Magnetic wave-driven computing with no heat in the offing

The new circuit design offers a path to "spintronic" devices that use little electricity and practically generate no heat

  • Updated

Researchers from the Massachusetts Institute of Technology (MIT) have devised a novel circuit design that enables precise control of computing with magnetic waves with no electricity needed.
The discovery ignites hope towards practical magnetic-based devices, which have the potential to compute far more efficiently than electronics.

The new circuit design offers a path to "spintronic" devices that use little electricity and practically generate no heat. Spintronic devices leverage the "spin wave" a quantum property of electrons in magnetic materials. Until now, modulating spin waves has required injected electrical currents using bulky components that can cause signal noise and effectively negate any inherent performance gains.

Magnetic wave
Magnetic wave Pixabay

"People are beginning to look for computing beyond silicon.
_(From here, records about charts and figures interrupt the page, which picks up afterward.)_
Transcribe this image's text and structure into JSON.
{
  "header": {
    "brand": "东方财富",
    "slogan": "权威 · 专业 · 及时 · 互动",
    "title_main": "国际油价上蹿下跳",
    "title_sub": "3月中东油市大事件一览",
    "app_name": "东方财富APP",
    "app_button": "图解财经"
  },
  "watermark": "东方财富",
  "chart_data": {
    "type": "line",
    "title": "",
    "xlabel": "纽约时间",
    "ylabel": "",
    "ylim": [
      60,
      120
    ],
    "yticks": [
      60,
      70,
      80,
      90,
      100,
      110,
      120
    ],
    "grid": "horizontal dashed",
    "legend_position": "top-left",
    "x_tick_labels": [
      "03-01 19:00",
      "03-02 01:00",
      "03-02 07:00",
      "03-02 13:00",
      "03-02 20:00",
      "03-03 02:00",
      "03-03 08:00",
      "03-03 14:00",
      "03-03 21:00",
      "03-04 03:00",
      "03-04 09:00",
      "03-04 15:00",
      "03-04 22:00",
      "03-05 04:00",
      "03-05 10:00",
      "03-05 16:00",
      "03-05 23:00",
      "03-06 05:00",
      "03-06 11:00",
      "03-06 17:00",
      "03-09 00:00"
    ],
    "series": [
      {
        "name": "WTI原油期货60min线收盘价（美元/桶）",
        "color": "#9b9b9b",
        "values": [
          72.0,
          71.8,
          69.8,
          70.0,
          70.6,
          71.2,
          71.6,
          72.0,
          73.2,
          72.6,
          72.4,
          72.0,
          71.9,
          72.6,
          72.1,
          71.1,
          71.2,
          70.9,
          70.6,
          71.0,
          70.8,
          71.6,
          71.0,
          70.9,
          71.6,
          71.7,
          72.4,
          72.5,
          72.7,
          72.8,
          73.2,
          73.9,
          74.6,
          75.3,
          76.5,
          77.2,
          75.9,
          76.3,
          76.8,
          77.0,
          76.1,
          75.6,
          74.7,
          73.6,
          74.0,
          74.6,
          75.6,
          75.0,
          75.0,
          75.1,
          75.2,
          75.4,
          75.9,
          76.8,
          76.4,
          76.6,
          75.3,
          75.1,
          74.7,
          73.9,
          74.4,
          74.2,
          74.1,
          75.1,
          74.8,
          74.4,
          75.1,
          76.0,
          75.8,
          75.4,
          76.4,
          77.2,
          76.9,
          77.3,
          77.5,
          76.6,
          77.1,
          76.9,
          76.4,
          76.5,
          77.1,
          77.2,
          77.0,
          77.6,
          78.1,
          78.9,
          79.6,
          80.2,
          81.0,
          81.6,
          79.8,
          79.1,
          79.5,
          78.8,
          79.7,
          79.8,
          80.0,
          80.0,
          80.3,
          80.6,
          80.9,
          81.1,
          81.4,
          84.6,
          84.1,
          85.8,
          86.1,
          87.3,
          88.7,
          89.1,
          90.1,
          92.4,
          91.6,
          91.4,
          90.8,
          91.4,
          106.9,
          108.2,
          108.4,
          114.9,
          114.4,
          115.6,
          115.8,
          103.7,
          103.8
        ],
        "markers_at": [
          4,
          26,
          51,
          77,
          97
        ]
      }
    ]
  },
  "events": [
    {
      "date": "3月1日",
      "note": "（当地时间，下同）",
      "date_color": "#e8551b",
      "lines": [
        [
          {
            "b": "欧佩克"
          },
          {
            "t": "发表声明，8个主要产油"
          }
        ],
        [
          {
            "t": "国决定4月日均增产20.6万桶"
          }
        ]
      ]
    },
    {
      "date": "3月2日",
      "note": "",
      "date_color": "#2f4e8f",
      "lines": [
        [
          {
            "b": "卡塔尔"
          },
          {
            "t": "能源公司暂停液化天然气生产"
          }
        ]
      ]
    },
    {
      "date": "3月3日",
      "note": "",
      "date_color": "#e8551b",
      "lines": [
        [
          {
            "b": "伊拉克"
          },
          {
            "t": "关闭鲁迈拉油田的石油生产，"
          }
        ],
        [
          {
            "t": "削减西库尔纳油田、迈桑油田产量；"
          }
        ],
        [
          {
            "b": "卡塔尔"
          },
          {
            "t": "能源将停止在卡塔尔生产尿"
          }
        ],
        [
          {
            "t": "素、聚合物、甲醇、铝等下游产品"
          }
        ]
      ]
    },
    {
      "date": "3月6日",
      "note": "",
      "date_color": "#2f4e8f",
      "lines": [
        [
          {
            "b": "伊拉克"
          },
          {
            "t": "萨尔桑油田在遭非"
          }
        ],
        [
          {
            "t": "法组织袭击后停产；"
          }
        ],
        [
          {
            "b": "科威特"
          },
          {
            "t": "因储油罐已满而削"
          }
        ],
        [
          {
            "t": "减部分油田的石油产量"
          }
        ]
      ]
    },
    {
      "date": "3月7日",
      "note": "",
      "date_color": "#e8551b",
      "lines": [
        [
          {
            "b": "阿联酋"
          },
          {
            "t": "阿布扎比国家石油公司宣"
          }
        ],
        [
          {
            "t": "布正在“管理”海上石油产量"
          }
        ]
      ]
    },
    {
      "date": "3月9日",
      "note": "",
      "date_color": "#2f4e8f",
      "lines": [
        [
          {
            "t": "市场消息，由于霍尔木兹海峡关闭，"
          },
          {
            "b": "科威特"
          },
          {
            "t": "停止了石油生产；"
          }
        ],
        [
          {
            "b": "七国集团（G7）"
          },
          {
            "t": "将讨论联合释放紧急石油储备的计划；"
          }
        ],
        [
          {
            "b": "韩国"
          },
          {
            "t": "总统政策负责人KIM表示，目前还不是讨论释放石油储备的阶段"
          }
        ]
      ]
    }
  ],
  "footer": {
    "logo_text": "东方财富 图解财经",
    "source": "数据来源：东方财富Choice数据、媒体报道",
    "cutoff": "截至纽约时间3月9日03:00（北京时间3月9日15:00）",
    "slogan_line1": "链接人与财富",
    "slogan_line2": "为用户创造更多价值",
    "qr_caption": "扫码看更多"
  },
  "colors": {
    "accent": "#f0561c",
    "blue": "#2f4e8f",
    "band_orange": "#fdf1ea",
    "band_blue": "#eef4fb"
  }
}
Wave computing is a promising alternative," said Luqiao Liu, a professor in the Department of Electrical Engineering and Computer Science (EECS).

"By using this narrow domain wall, we can modulate the spin-wave and create these two separate states, without any real energy costs. We just rely on spin waves and intrinsic magnetic material," explained Liu, also principal investigator of the Spintronic Material and Device Group in the Research Laboratory of Electronics.

The MIT researchers developed a circuit architecture that uses only a nanometer-wide domain wall in layered nanofilms of magnetic material to modulate a passing spin-wave, without any extra components or electrical current.

In the future, pairs of spin waves could be fed into the circuit through dual channels, modulated for different properties, and combined to generate some measurable quantum interference -- similar to how photon wave interference is used for quantum computing.

Researchers hypothesize that such interference-based spintronic devices, like quantum computers, could execute highly complex tasks that conventional computers struggle with. The researchers now hope to build a working wave circuit that can execute basic computations.